Lancée publiquement le 7 octobre 2008 pour se développer durant deux années, la campagne internationale "travail décent" associe en Belgique une large coalition d’acteurs sociaux chapeautée par les deux coupoles d’ONG fédérales (le Centre National de Coopération au Développement/CNCD et son homologue flamand 11.11.11) dont font notamment partie les syndicats et, naturellement, le Gresea.

Ce qui justifie cette action pour des salaires corrects partout, comme indique la FGTB est une situation bien connue de tous : "Les firmes transnationales se livrent à une course à la compétitivité dans laquelle les travailleurs sont devenus des ressources potentielles en vue de créer un maximum de profits à court terme." [Echo-FGTB, septembre 2008]. D’où action sur quatre axes : exigence d’un revenu qui permet de satisfaire les besoins essentiels, respect des libertés syndicales, défense des systèmes de protection sociale et promotion du dialogue social. Avec un accent particulier sur la régulation des acteurs privés, les fameuses firmes transnationales.

Ce n’est pas tombé du ciel. En instituant en 2002 la Commission mondiale sur la dimension sociale de la mondialisation, l’Organisation internationale du travail (OIT) notait avec inquiétude que les "effets inégaux sur les gens de la mondialisation, qui en exclut beaucoup de ses bienfaits, suscitent un malaise persistant dans le public qui n’en voit pas correctement les potentialités positives." [ILO Forum on Decent Work for a fair globalization - Issues papers - Lisbon, 2007 – source également des citations suivantes]. Comment sortir de cette impasse et quel lien avec le travail décent ? Le voici : faisant rapport en 2004, ladite Commission insistera sur le fait qu’une "mondialisation équitable" est chose "possible, et même indispensable" – mais, pour cela, il faut que "la promotion d’un travail décent pour tous soit un dispositif central dans la création d’un processus d’intégration économique plus équitable." En effet, note-t-elle, "Le travail est un élément central dans la vie des gens. Pour les hommes et les femmes, partout, l’emploi est le révélateur de la réussite ou de l’échec de la mondialisation. Le travail est source de dignité, de stabilité, de paix et de crédibilité pour les gouvernements et le système économique."

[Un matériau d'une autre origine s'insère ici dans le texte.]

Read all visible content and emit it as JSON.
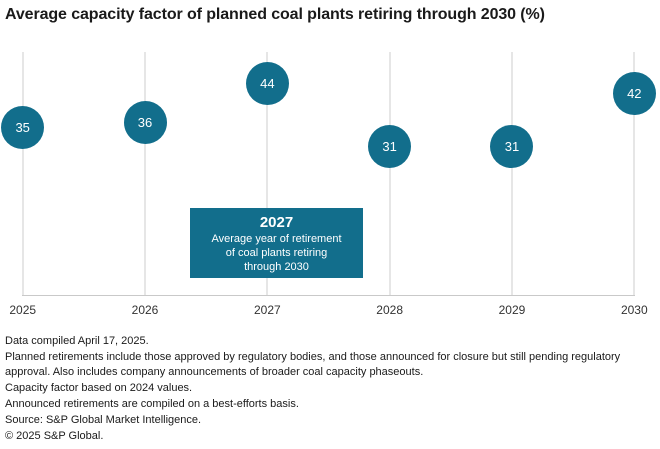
{
  "title": "Average capacity factor of planned coal plants retiring through 2030 (%)",
  "chart_data": {
    "type": "scatter",
    "subtype": "bubble-dot-plot",
    "title": "Average capacity factor of planned coal plants retiring through 2030 (%)",
    "categories": [
      "2025",
      "2026",
      "2027",
      "2028",
      "2029",
      "2030"
    ],
    "values": [
      35,
      36,
      44,
      31,
      31,
      42
    ],
    "xlabel": "",
    "ylabel": "",
    "ylim": [
      0,
      50
    ],
    "grid": "vertical-only",
    "legend": "none",
    "marker_color": "#126e8c",
    "annotation": {
      "year": "2027",
      "line1": "Average year of retirement",
      "line2": "of coal plants retiring",
      "line3": "through 2030"
    }
  },
  "annotation": {
    "year": "2027",
    "line1": "Average year of retirement",
    "line2": "of coal plants retiring",
    "line3": "through 2030"
  },
  "footer": {
    "lines": [
      "Data compiled April 17, 2025.",
      "Planned retirements include those approved by regulatory bodies, and those announced for closure but still pending regulatory approval. Also includes company announcements of broader coal capacity phaseouts.",
      "Capacity factor based on 2024 values.",
      "Announced retirements are compiled on a best-efforts basis.",
      "Source: S&P Global Market Intelligence.",
      "© 2025 S&P Global."
    ]
  },
  "colors": {
    "accent": "#126e8c",
    "gridline": "#e6e6e6",
    "axis": "#c9c9c9",
    "title_text": "#1a1a1a",
    "tick_text": "#333333",
    "bubble_text": "#ffffff"
  }
}
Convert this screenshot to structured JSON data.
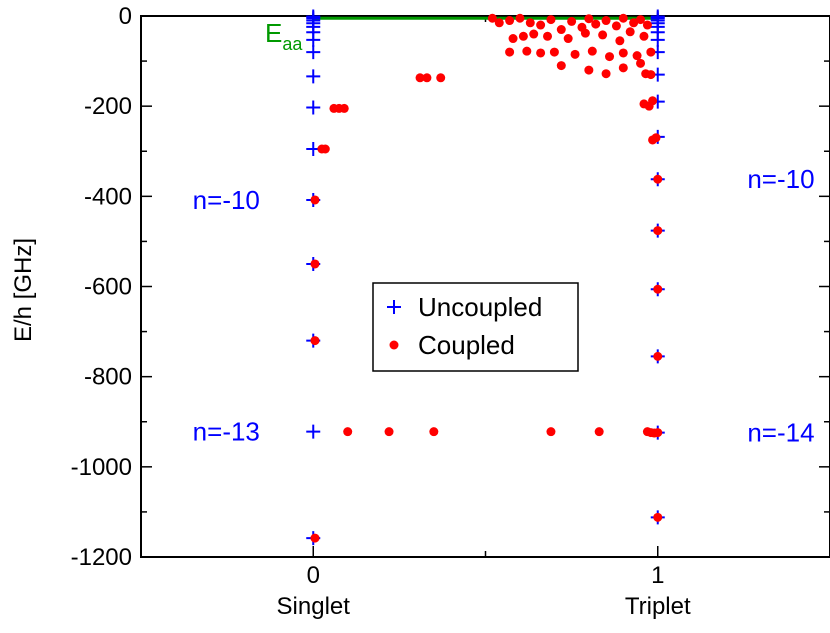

Tel est l’enjeu, telle est la menace. Le message sera reçu cinq sur cinq par L’Assemblée générale des Nations unies, qui embraiera le pas lors de sa 60e session en septembre 2005 : "Nous apportons un soutien ferme à une mondialisation équitable et nous nous engageons à faire de l’objectif de plein emploi productif et de travail décent pour tous un élément central de notre agenda politique national et international." Toute chose obéit à des intérêts. Là, ils sont devenus plus visibles.